Physically, I wish I could say yes, but no, I was not at all prepared. I live at sea level here in the U.S. and the elevation there was above 14,000 feet at one point. It was challenging to acclimatize, but I eventually did. I should’ve listened and exercised more before making it out to Peru. Oops.

Were there any surprises and were you well equipped with the proper knowledge and equipment?

Yes, there were a few surprises, one of which was an error on my part. A few of our clinics were set up in communities located in the Andes Mountains. We had to trek up the massive and unforgiving Andes in the rain, hail, and cold. The elevation was about 15,000 feet. They warned me to be physically fit for this 5-6 hour trek. I might have slacked off the cardio and working out a bit. That, combined with the insane altitude was the cause of my agony.
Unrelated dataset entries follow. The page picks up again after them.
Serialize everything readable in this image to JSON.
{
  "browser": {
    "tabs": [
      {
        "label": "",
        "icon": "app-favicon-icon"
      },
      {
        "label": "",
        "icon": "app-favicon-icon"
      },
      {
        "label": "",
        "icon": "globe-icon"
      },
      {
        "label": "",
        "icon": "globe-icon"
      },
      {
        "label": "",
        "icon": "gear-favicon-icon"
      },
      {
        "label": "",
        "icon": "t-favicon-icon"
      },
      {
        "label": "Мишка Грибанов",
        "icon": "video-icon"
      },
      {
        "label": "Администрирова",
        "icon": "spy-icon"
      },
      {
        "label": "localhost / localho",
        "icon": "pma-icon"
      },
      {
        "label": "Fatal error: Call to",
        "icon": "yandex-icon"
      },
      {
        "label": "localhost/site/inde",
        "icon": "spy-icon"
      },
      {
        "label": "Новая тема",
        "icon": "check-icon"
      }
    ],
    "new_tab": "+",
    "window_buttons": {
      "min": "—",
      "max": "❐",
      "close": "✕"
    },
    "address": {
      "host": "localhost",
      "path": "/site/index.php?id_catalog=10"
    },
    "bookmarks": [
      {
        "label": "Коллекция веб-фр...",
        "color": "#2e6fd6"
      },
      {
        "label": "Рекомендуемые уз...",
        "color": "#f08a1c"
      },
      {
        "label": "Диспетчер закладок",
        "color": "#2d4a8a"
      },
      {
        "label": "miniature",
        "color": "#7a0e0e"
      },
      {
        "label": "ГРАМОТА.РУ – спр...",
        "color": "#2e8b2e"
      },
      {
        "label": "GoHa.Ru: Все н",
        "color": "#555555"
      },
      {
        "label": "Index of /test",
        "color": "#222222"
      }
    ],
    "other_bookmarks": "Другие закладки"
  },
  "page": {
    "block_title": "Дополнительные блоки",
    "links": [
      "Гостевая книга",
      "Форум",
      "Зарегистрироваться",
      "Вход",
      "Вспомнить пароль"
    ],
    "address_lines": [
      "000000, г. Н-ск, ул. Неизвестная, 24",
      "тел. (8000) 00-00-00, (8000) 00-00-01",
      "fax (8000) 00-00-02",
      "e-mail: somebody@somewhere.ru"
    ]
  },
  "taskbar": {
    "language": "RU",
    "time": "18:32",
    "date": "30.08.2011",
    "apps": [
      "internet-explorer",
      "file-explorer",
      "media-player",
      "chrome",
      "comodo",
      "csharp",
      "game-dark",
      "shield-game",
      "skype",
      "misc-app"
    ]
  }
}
At one point my oxygen saturation (I brought my pulse oximeter with me) was at a whopping 77%. I was short of breath, tired, cold, and thought I wouldn’t make it. With breaks, water, food, my inhaler, my altitude medication and the support from my group, I was able to get my levels back up and finish the trek safely. We had several volunteers that did this same medical mission before, so they were an excellent source of knowledge. We also partnered up with Llama Pack Project, a local non-profit from Peru that helped us throughout our stay there. As far as medical supplies, I think we did a great job gathering the needed medications and provisions! The only item we were short on were sunglasses, which they needed the most, especially in the Andean villages.

Do you see yourself doing this once a year or long term?

Last year I volunteered in Nepal, and since then I promised I would do everything I can to volunteer abroad annually. I see myself doing this once a year, every year for as long as I can. My only wish is to be able to volunteer for more extended periods. Hopefully, I find opportunities where I can volunteer for months at a time!